My website will be accessible to everyone with an internet connection and comply with the American with Disabilities Act. The site is free to use with no membership fees. I have attached a PDF copy of all the texts where this was available. This will enable people who are partially blind to input this into screen readers so they can at least read the contents of these textbooks. I have also placed my contact information on the website so people can email me if they have any issues with using this website.
There were many decisions that I made in order to improve the usability and historical scholarly level of this website. I placed an introduction on the homepage of the website to give the reader an overview of the major themes of the time period. I also included all of the text so people could do close reading of the text themselves and not just rely on my visualizations. The texts were already online but they were not in the best format and there were many errors included in the texts. Thus, I had to make a lot of decisions about how to clean them up. I found Project Gutenberg’s HTML file was the best quality so I used this website whenever possible. When that was not available I used the Daisy file in the Internet Archive. I then used the HTML file, which still included many errors. I decided to do paste the contents my notepad on my computer, remove all the formatting, and do a universal search for any extra spaces, erroneous text like that referring to Google, “-“ symbols where a word was broken up by a line, and any symbols that were mistakenly outputted by the Optical Character Recognition OCR software. I got rid of the formatting because I was experiencing a problem uploading these huge amounts of texts into Omeka unless I got rid of the formatting. I replaced the erroneous symbols and extra spaces with an empty space to help improve the text mining results. I also used the following website http://textfixer.com/tools/remove-line-breaks.php to get rid of the extra spaces that were created in the OCR’ed document. I may have gotten rid of some real line breaks but I thought this would be worth doing because the words were the most important thing for text mining not the paragraph breaks. I also included PDF copies of the text so users could see the contents in their original form. I also made the chose to include just copy and pasting the URL into voyant and not the text. I realized this included some of the text from my website but I thought this would be worth it for ease of use.
There are several lessons that I learned from producing this website that I will use in the future. I will always remember to leave extra time to complete online projects.

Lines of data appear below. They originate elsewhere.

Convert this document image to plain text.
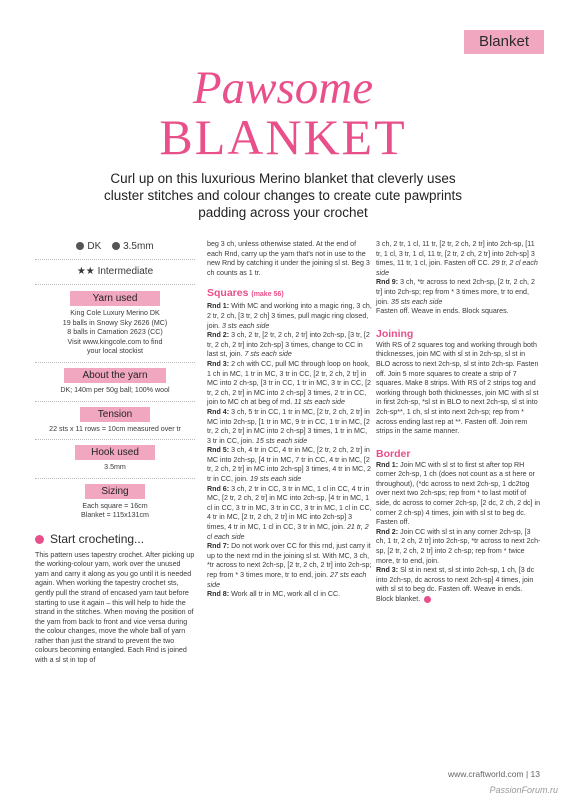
Blanket
Pawsome
BLANKET
Curl up on this luxurious Merino blanket that cleverly uses cluster stitches and colour changes to create cute pawprints padding across your crochet
DK 3.5mm
★★ Intermediate
Yarn used
King Cole Luxury Merino DK
19 balls in Snowy Sky 2626 (MC)
8 balls in Carnation 2623 (CC)
Visit www.kingcole.com to find
your local stockist
About the yarn
DK; 140m per 50g ball; 100% wool
Tension
22 sts x 11 rows = 10cm measured over tr
Hook used
3.5mm
Sizing
Each square = 16cm
Blanket = 115x131cm
Start crocheting...

This pattern uses tapestry crochet. After picking up the working-colour yarn, work over the unused yarn and carry it along as you go until it is needed again. When working the tapestry crochet sts, gently pull the strand of encased yarn taut before starting to use it again – this will help to hide the strand in the stitches. When moving the position of the yarn from back to front and vice versa during the colour changes, move the whole ball of yarn rather than just the strand to prevent the two colours becoming entangled. Each Rnd is joined with a sl st in top of

beg 3 ch, unless otherwise stated. At the end of each Rnd, carry up the yarn that's not in use to the new Rnd by catching it under the joining sl st. Beg 3 ch counts as 1 tr.

Squares (make 56)

Rnd 1: With MC and working into a magic ring, 3 ch, 2 tr, 2 ch, [3 tr, 2 ch] 3 times, pull magic ring closed, join. 3 sts each side

Rnd 2: 3 ch, 2 tr, [2 tr, 2 ch, 2 tr] into 2ch-sp, [3 tr, [2 tr, 2 ch, 2 tr] into 2ch-sp] 3 times, change to CC in last st, join. 7 sts each side

Rnd 3: 2 ch with CC, pull MC through loop on hook, 1 ch in MC, 1 tr in MC, 3 tr in CC, [2 tr, 2 ch, 2 tr] in MC into 2 ch-sp, [3 tr in CC, 1 tr in MC, 3 tr in CC, [2 tr, 2 ch, 2 tr] in MC into 2 ch-sp] 3 times, 2 tr in CC, join to MC ch at beg of rnd. 11 sts each side

Rnd 4: 3 ch, 5 tr in CC, 1 tr in MC, [2 tr, 2 ch, 2 tr] in MC into 2ch-sp, [1 tr in MC, 9 tr in CC, 1 tr in MC, [2 tr, 2 ch, 2 tr] in MC into 2 ch-sp] 3 times, 1 tr in MC, 3 tr in CC, join. 15 sts each side

Rnd 5: 3 ch, 4 tr in CC, 4 tr in MC, [2 tr, 2 ch, 2 tr] in MC into 2ch-sp, [4 tr in MC, 7 tr in CC, 4 tr in MC, [2 tr, 2 ch, 2 tr] in MC into 2ch-sp] 3 times, 4 tr in MC, 2 tr in CC, join. 19 sts each side

Rnd 6: 3 ch, 2 tr in CC, 3 tr in MC, 1 cl in CC, 4 tr in MC, [2 tr, 2 ch, 2 tr] in MC into 2ch-sp, [4 tr in MC, 1 cl in CC, 3 tr in MC, 3 tr in CC, 3 tr in MC, 1 cl in CC, 4 tr in MC, [2 tr, 2 ch, 2 tr] in MC into 2ch-sp] 3 times, 4 tr in MC, 1 cl in CC, 3 tr in MC, join. 21 tr, 2 cl each side

Rnd 7: Do not work over CC for this rnd, just carry it up to the next rnd in the joining sl st. With MC, 3 ch, *tr across to next 2ch-sp, [2 tr, 2 ch, 2 tr] into 2ch-sp; rep from * 3 times more, tr to end, join. 27 sts each side

Rnd 8: Work all tr in MC, work all cl in CC.

3 ch, 2 tr, 1 cl, 11 tr, [2 tr, 2 ch, 2 tr] into 2ch-sp, [11 tr, 1 cl, 3 tr, 1 cl, 11 tr, [2 tr, 2 ch, 2 tr] into 2ch-sp] 3 times, 11 tr, 1 cl, join. Fasten off CC. 29 tr, 2 cl each side

Rnd 9: 3 ch, *tr across to next 2ch-sp, [2 tr, 2 ch, 2 tr] into 2ch-sp; rep from * 3 times more, tr to end, join. 35 sts each side

Fasten off. Weave in ends. Block squares.

Joining

With RS of 2 squares tog and working through both thicknesses, join MC with sl st in 2ch-sp, sl st in BLO across to next 2ch-sp, sl st into 2ch-sp. Fasten off. Join 5 more squares to create a strip of 7 squares. Make 8 strips. With RS of 2 strips tog and working through both thicknesses, join MC with sl st in first 2ch-sp, *sl st in BLO to next 2ch-sp, sl st into 2ch-sp**, 1 ch, sl st into next 2ch-sp; rep from * across ending last rep at **. Fasten off. Join rem strips in the same manner.

Border

Rnd 1: Join MC with sl st to first st after top RH corner 2ch-sp, 1 ch (does not count as a st here or throughout), (*dc across to next 2ch-sp, 1 dc2tog over next two 2ch-sps; rep from * to last motif of side, dc across to corner 2ch-sp, [2 dc, 2 ch, 2 dc] in corner 2 ch-sp) 4 times, join with sl st to beg dc. Fasten off.

Rnd 2: Join CC with sl st in any corner 2ch-sp, [3 ch, 1 tr, 2 ch, 2 tr] into 2ch-sp, *tr across to next 2ch-sp, [2 tr, 2 ch, 2 tr] into 2 ch-sp; rep from * twice more, tr to end, join.

Rnd 3: Sl st in next st, sl st into 2ch-sp, 1 ch, [3 dc into 2ch-sp, dc across to next 2ch-sp] 4 times, join with sl st to beg dc. Fasten off. Weave in ends.

Block blanket.

www.craftworld.com | 13
PassionForum.ru
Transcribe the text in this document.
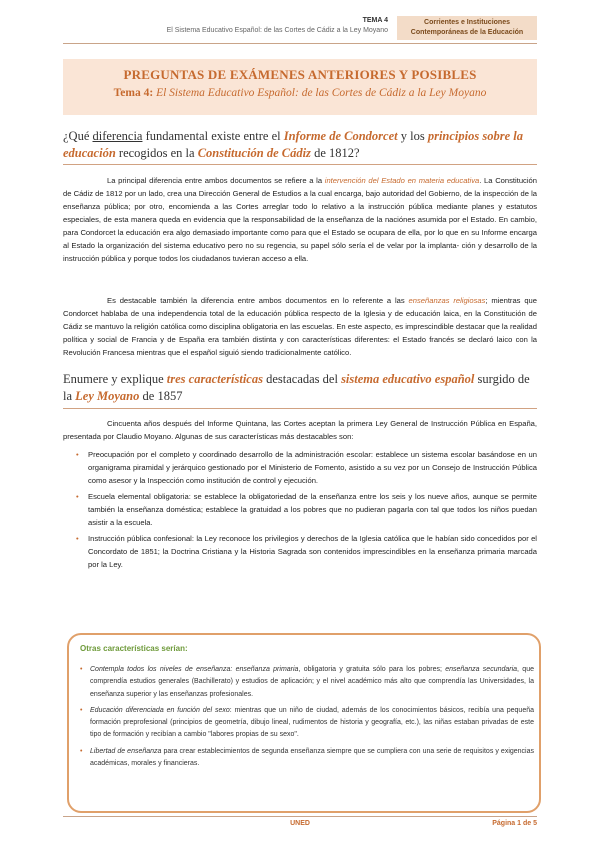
TEMA 4
El Sistema Educativo Español: de las Cortes de Cádiz a la Ley Moyano
Corrientes e Instituciones
Contemporáneas de la Educación
PREGUNTAS DE EXÁMENES ANTERIORES Y POSIBLES
Tema 4: El Sistema Educativo Español: de las Cortes de Cádiz a la Ley Moyano
¿Qué diferencia fundamental existe entre el Informe de Condorcet y los principios sobre la educación recogidos en la Constitución de Cádiz de 1812?
La principal diferencia entre ambos documentos se refiere a la intervención del Estado en materia educativa. La Constitución de Cádiz de 1812 por un lado, crea una Dirección General de Estudios a la cual encarga, bajo autoridad del Gobierno, de la inspección de la enseñanza pública; por otro, encomienda a las Cortes arreglar todo lo relativo a la instrucción pública mediante planes y estatutos especiales, de esta manera queda en evidencia que la responsabilidad de la enseñanza de la naciónes asumida por el Estado. En cambio, para Condorcet la educación era algo demasiado importante como para que el Estado se ocupara de ella, por lo que en su Informe encarga al Estado la organización del sistema educativo pero no su regencia, su papel sólo sería el de velar por la implanta- ción y desarrollo de la instrucción pública y porque todos los ciudadanos tuvieran acceso a ella.
Es destacable también la diferencia entre ambos documentos en lo referente a las enseñanzas religiosas; mientras que Condorcet hablaba de una independencia total de la educación pública respecto de la Iglesia y de educación laica, en la Constitución de Cádiz se mantuvo la religión católica como disciplina obligatoria en las escuelas. En este aspecto, es imprescindible destacar que la realidad política y social de Francia y de España era también distinta y con características diferentes: el Estado francés se declaró laico con la Revolución Francesa mientras que el español siguió siendo tradicionalmente católico.
Enumere y explique tres características destacadas del sistema educativo español surgido de la Ley Moyano de 1857
Cincuenta años después del Informe Quintana, las Cortes aceptan la primera Ley General de Instrucción Pública en España, presentada por Claudio Moyano. Algunas de sus características más destacables son:
• Preocupación por el completo y coordinado desarrollo de la administración escolar: establece un sistema escolar basándose en un organigrama piramidal y jerárquico gestionado por el Ministerio de Fomento, asistido a su vez por un Consejo de Instrucción Pública como asesor y la Inspección como institución de control y ejecución.
• Escuela elemental obligatoria: se establece la obligatoriedad de la enseñanza entre los seis y los nueve años, aunque se permite también la enseñanza doméstica; establece la gratuidad a los pobres que no pudieran pagarla con tal que todos los niños puedan asistir a la escuela.
• Instrucción pública confesional: la Ley reconoce los privilegios y derechos de la Iglesia católica que le habían sido concedidos por el Concordato de 1851; la Doctrina Cristiana y la Historia Sagrada son contenidos imprescindibles en la enseñanza primaria marcada por la Ley.
Otras características serían:
• Contempla todos los niveles de enseñanza: enseñanza primaria, obligatoria y gratuita sólo para los pobres; enseñanza secundaria, que comprendía estudios generales (Bachillerato) y estudios de aplicación; y el nivel académico más alto que comprendía las Universidades, la enseñanza superior y las enseñanzas profesionales.
• Educación diferenciada en función del sexo: mientras que un niño de ciudad, además de los conocimientos básicos, recibía una pequeña formación preprofesional (principios de geometría, dibujo lineal, rudimentos de historia y geografía, etc.), las niñas estaban privadas de este tipo de formación y recibían a cambio "labores propias de su sexo".
• Libertad de enseñanza para crear establecimientos de segunda enseñanza siempre que se cumpliera con una serie de requisitos y exigencias académicas, morales y financieras.
UNED	Página 1 de 5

I found Omeka was able to do a lot of things but the process to complete a task was not always straight forward. So it took me longer than I expected to do pretty much everything with regards to the website. I also learned, first hand, that one is restricted in their choice when you are using a pre package software. For example, I would have liked to use the original Omeka home screen but it included the Recent Items that I could not get rid of. So I had to switch to another homepage. That being said I would not have been able to do the majority of the things that I was able to accomplish without using Omeka. So I do appreciate the benefits of using pre package software as well.